Breakthrough-Energy / PreREISE

Generate input data for scenario framework
https://breakthrough-energy.github.io/docs/
MIT License
20 stars 28 forks source link

Bug report: EIA API for demand data is timing out #322

Open victoriahunt opened 1 year ago

victoriahunt commented 1 year ago

:beetle:

Bug summary

The EIA API is proposed to be used for demand data for the HIFLD Project as described in Issue #293 I am trying to retrieve data for the list of BAs created in issue #241 During the week of Oct 31 - Nov 4, I have been attempting to use the EIA API, with varying degrees of success due to it timing out at unpredictable intervals, while trying to retrieve data for that BA list. When it times out, it throws an error. It is also slow, taking >10 minutes per BA in some cases.

Code for reproduction

import getpass
import pandas as pd
import from prereise.gather.demanddata.eia.get_eia_data import get_ba_demand

start = pd.to_datetime('2016-01-01 00:00:00')
end = pd.to_datetime('2016-12-31 23:00:00')
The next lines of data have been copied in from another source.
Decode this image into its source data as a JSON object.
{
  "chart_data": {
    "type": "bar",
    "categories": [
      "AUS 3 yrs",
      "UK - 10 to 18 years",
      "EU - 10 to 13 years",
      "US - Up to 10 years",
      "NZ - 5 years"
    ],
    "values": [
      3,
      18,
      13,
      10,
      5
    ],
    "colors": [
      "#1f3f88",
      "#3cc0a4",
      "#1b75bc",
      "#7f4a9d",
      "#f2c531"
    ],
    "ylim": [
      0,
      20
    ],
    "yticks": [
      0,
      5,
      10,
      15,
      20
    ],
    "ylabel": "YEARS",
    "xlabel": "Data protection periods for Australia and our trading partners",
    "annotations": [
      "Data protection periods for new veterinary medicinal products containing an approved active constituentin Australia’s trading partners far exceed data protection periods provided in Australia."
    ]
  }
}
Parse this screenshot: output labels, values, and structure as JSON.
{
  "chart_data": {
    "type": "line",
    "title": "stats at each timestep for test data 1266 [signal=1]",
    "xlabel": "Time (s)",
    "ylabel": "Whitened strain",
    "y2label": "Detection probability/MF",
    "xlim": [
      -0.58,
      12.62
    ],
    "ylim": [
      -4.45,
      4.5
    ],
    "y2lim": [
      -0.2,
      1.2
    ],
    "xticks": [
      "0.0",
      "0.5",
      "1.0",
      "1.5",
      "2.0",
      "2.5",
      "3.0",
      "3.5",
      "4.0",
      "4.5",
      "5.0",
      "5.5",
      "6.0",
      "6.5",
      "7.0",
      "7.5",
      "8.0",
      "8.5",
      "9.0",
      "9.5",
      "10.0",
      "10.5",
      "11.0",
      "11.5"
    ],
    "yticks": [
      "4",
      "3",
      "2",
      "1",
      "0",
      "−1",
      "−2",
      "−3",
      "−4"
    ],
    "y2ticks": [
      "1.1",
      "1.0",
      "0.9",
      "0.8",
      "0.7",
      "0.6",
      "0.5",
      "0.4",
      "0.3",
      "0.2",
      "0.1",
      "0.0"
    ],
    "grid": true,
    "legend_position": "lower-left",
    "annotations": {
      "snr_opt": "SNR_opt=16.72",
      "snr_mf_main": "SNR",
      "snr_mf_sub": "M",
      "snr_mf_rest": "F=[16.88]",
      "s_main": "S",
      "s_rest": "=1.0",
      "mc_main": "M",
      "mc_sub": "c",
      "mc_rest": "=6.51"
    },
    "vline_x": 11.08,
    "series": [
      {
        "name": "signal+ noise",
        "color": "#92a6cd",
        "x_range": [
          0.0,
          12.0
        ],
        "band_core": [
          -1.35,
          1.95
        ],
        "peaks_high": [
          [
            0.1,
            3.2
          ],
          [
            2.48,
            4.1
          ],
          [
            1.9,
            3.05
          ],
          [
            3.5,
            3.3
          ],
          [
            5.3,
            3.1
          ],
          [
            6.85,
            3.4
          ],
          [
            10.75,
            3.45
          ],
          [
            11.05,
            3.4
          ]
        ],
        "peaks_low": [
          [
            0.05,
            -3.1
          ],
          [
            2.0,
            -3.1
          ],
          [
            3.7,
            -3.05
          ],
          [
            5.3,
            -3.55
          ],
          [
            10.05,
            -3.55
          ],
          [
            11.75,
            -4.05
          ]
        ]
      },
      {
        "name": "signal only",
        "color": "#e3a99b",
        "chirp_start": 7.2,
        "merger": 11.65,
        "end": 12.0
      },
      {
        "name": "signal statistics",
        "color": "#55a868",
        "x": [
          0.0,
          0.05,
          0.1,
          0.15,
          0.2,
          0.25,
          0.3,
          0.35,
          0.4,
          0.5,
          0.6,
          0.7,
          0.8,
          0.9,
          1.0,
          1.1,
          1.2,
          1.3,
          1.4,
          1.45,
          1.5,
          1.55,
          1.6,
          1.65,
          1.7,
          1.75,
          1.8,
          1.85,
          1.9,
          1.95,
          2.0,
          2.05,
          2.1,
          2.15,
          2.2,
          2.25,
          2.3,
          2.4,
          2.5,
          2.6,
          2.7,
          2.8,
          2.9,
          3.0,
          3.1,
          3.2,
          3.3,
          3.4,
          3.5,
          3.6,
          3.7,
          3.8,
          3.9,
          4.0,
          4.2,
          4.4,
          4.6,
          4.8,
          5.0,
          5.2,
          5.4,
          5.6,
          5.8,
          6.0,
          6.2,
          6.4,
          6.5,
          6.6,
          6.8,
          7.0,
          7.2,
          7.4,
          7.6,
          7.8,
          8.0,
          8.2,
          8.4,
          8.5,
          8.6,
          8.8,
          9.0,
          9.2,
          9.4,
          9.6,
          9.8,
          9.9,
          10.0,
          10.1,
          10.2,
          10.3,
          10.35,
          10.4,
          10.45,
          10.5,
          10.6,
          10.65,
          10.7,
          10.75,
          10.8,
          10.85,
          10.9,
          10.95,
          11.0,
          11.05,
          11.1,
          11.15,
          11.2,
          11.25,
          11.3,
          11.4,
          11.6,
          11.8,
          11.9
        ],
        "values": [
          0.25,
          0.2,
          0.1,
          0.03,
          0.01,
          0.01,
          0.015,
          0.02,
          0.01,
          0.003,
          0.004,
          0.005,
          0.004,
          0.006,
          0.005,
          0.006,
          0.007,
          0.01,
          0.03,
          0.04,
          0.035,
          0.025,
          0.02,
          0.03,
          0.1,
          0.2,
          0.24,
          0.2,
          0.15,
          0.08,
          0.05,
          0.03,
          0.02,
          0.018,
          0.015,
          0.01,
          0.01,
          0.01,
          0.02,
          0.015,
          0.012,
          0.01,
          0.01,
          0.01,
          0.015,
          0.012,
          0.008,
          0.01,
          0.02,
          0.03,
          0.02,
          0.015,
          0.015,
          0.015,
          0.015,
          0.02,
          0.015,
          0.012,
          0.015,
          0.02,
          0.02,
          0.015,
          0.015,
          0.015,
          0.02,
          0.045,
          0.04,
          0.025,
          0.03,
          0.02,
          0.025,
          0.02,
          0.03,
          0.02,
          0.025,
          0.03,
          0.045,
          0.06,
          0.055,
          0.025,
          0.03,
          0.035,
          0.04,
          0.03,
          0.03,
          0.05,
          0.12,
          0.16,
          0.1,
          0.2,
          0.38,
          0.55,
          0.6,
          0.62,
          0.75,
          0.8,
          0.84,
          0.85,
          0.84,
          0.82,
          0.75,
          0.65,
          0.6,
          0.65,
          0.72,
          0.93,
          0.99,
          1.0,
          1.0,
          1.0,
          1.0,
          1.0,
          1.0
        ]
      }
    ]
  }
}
key = getpass.getpass(prompt='api_key=')
 #BA shp list is list of BAs from 
get_ba_demand(ba_shplist, start, end, key)`

# #

Actual outcome

Screen Shot 2022-11-04 at 3 31 55 PM Other possible error I've observed: IncompleteRead: IncompleteRead(303104 bytes read)

# #

Expected outcome

What it looks like downloading data from the API: Screen Shot 2022-11-04 at 4 00 03 PM

Additional context

There are multiple warnings that may be contributing to these issues that appear on the API site as of Nov 4, 2022. There is a 'scheduled maintenance' on Nov 4, but the issue happened other days this week also. There is a likely more important warning "Notice: EIA will discontinue support for its legacy API (APIv1) in November, 2022. Excel add-in v1 sheets will continue to function as they are. Please refer to our documentation for the APIv2 interaction methods and our APIv2 query browser to view the data." This second warning may be contributing to the issues with the API and likely requires a long term fix. Screen Shot 2022-11-04 at 4 04 17 PM

BainanXia commented 1 year ago

Based on the discussion with @victoriahunt , the bug is induced by unknown issue of the current EPA API which make the download process unstable. According to the official notice, EPA APIv2 has been released and the support of the current API will be discontinued after Nov. 2022. Hence, we will need to update the download function in the code base to reflect the change. According to the documentation of APIv2, it seems all we need to do is update the URL from "http://api.eia.gov/series/?api_key=" to "http://api.eia.gov/v2/series/?api_key=". However, it hasn't been tested yet.

victoriahunt commented 1 year ago

@BainanXia Unfortunately I have some new evidence that simply updating URL doesn't work. I tried updating the API to the new url and I got the following error, running the eastern_demand_v5_demo notebook, otherwise unchanged on develop branch: Screen Shot 2022-11-08 at 10 23 54 AM

rouille commented 1 year ago

The documentation for the new API can be found here. The route has changed. It seems that demand data can be found through: https://api.eia.gov/v2/electricity/rto/region-sub-ba-data/?api_key=

It looks like only data from 06/15/2018 and later are available

Screen Shot 2022-11-08 at 1 12 41 PM
victoriahunt commented 1 year ago

Looping through the BAs one at a time works with a short 'sleep' pause as follows (using the old API URL).


for i in range(0,len(ba_shplist)):
    ba = ba_shplist[i]
    ba_shp_list = [ba]
    temp = get_ba_demand(ba_shp_list, start, end, key)
    listname.append(temp)
    time.sleep(20)

Note that it takes between one and two minutes on average per BA using this code on my device, so running through 120+ BAs takes more than 2 hours -- but it doesn't time out. Of course this may not work if/once the API URL support is dropped by EIA.